Strajk pielęgniarek z Radomska
Pielęgniarki z Radomska strajkują. Domagają się zaległych wypłat.
Pielęgniarki i położne ze Szpitala Powiatowego w Radomsku rozpoczęły w poniedziałek (14 września) po południu strajk okupacyjny. Zajęły salę konferencyjną, znajdującą się obok gabinetu dyrektora placówki. Powodem strajku jest brak porozumienia w sprawie sposobu wypłaty zaległych pieniędzy. Chodzi o ponad cztery milionyzłotych, które zgodnie z opinią Państwowej Inspekcji Pracy należą się białemu personelowi z powodu pozyskania przez szpital wyższych kontraktów. – Pielęgniarki zaczynają odchodzić z tej placówki, bo na wszystko są pieniądze, ale nie na nasze wypłaty. Traktują nas jak śmieci, więc musimy walczyć o swoje – dodają.

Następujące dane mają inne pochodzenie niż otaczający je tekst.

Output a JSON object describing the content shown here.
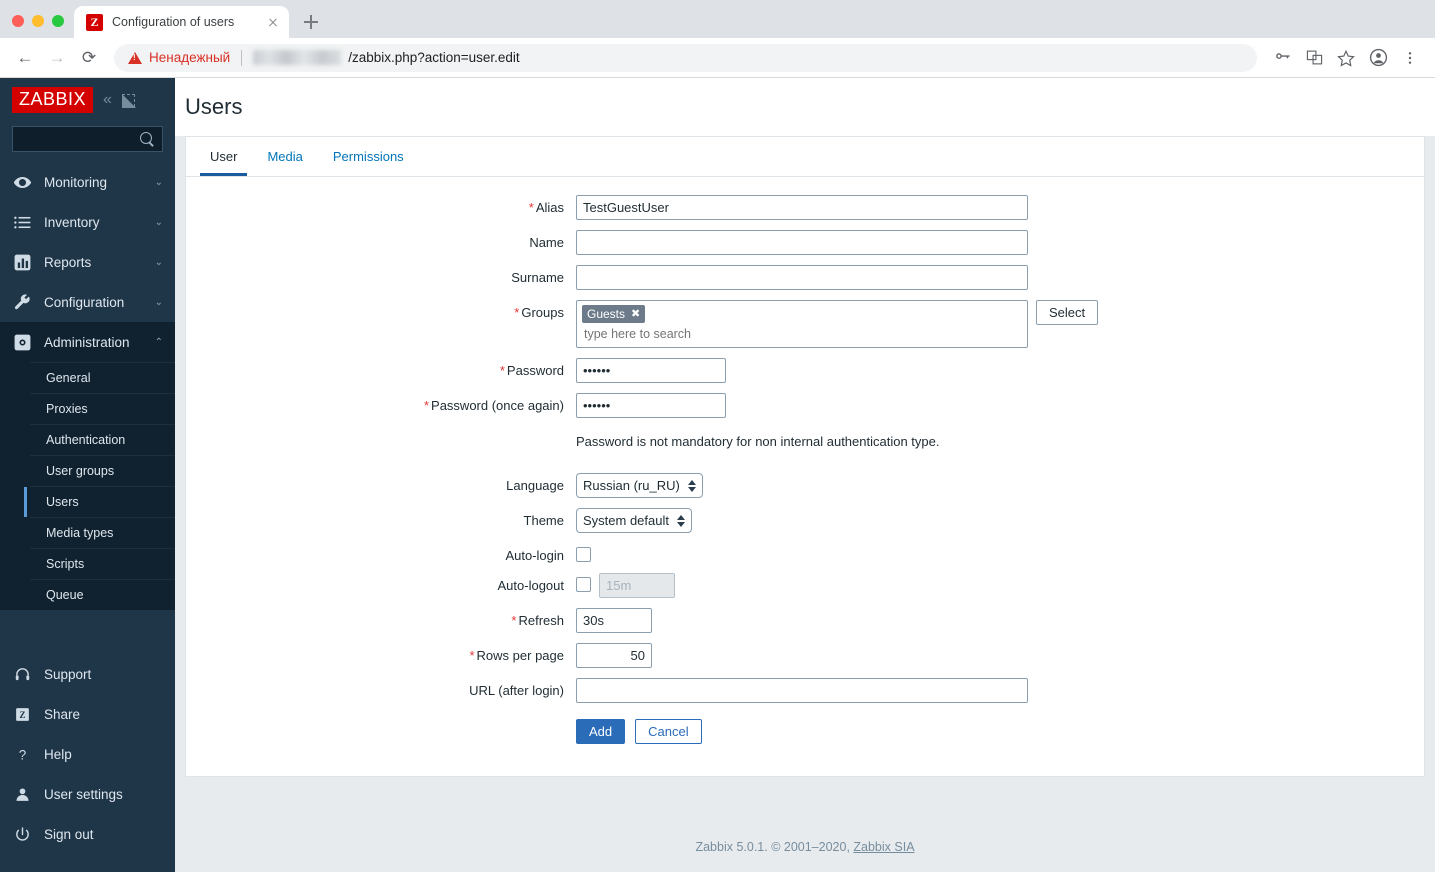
{
  "browser": {
    "tab": {
      "title": "Configuration of users",
      "favicon_letter": "Z",
      "close_icon": "close-icon"
    },
    "new_tab_label": "+",
    "nav": {
      "back": "←",
      "forward": "→",
      "reload": "⟳"
    },
    "omnibox": {
      "security_label": "Ненадежный",
      "url_path": "/zabbix.php?action=user.edit",
      "host_redacted": true
    },
    "toolbar_icons": [
      "key-icon",
      "translate-icon",
      "bookmark-star-icon",
      "profile-avatar-icon",
      "overflow-menu-icon"
    ]
  },
  "sidebar": {
    "logo": "ZABBIX",
    "collapse_icon": "«",
    "hide_icon": "collapse-sidebar-icon",
    "search": {
      "value": "",
      "placeholder": ""
    },
    "menu": [
      {
        "label": "Monitoring",
        "icon": "eye-icon",
        "expandable": true,
        "expanded": false
      },
      {
        "label": "Inventory",
        "icon": "list-icon",
        "expandable": true,
        "expanded": false
      },
      {
        "label": "Reports",
        "icon": "bar-chart-icon",
        "expandable": true,
        "expanded": false
      },
      {
        "label": "Configuration",
        "icon": "wrench-icon",
        "expandable": true,
        "expanded": false
      },
      {
        "label": "Administration",
        "icon": "gear-icon",
        "expandable": true,
        "expanded": true
      }
    ],
    "submenu": [
      {
        "label": "General",
        "active": false
      },
      {
        "label": "Proxies",
        "active": false
      },
      {
        "label": "Authentication",
        "active": false
      },
      {
        "label": "User groups",
        "active": false
      },
      {
        "label": "Users",
        "active": true
      },
      {
        "label": "Media types",
        "active": false
      },
      {
        "label": "Scripts",
        "active": false
      },
      {
        "label": "Queue",
        "active": false
      }
    ],
    "bottom": [
      {
        "label": "Support",
        "icon": "headset-icon"
      },
      {
        "label": "Share",
        "icon": "zabbix-share-icon"
      },
      {
        "label": "Help",
        "icon": "question-mark-icon"
      },
      {
        "label": "User settings",
        "icon": "person-icon"
      },
      {
        "label": "Sign out",
        "icon": "power-icon"
      }
    ],
    "accent_color": "#5a9bd8",
    "bg_color": "#1f3548"
  },
  "page": {
    "title": "Users",
    "tabs": [
      {
        "label": "User",
        "active": true
      },
      {
        "label": "Media",
        "active": false
      },
      {
        "label": "Permissions",
        "active": false
      }
    ]
  },
  "form": {
    "alias": {
      "label": "Alias",
      "required": true,
      "value": "TestGuestUser"
    },
    "name": {
      "label": "Name",
      "required": false,
      "value": ""
    },
    "surname": {
      "label": "Surname",
      "required": false,
      "value": ""
    },
    "groups": {
      "label": "Groups",
      "required": true,
      "chips": [
        "Guests"
      ],
      "chip_remove_icon": "✖",
      "placeholder": "type here to search",
      "select_button": "Select"
    },
    "password": {
      "label": "Password",
      "required": true,
      "value": "••••••"
    },
    "password_again": {
      "label": "Password (once again)",
      "required": true,
      "value": "••••••"
    },
    "password_hint": "Password is not mandatory for non internal authentication type.",
    "language": {
      "label": "Language",
      "value": "Russian (ru_RU)"
    },
    "theme": {
      "label": "Theme",
      "value": "System default"
    },
    "auto_login": {
      "label": "Auto-login",
      "checked": false
    },
    "auto_logout": {
      "label": "Auto-logout",
      "checked": false,
      "value": "",
      "placeholder": "15m",
      "disabled": true
    },
    "refresh": {
      "label": "Refresh",
      "required": true,
      "value": "30s"
    },
    "rows_per_page": {
      "label": "Rows per page",
      "required": true,
      "value": "50"
    },
    "url_after_login": {
      "label": "URL (after login)",
      "required": false,
      "value": ""
    },
    "submit_button": "Add",
    "cancel_button": "Cancel",
    "required_marker": "*"
  },
  "footer": {
    "text": "Zabbix 5.0.1. © 2001–2020, ",
    "link": "Zabbix SIA"
  }
}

Dyrektor szpitala od ubiegłego roku wypłaca zaległe pieniądze w ratach. Ostatnia z nich ma wpłynąć na konta pracowników w 2018 roku. Związkowcy chcieli skrócenia tego okresu i wliczenia rat do wynagrodzenia zasadniczego.
Zdaniem dyrektora szpitala oraz audytora zewnętrznego, rozwiązanie takie zachwiałoby finansami placówki. Potwierdza to również starosta Andrzej Plutecki.
Jeśli strajk okupacyjny nie przyniesie efektu, związkowcy nie wykluczają zaostrzenia jego formy.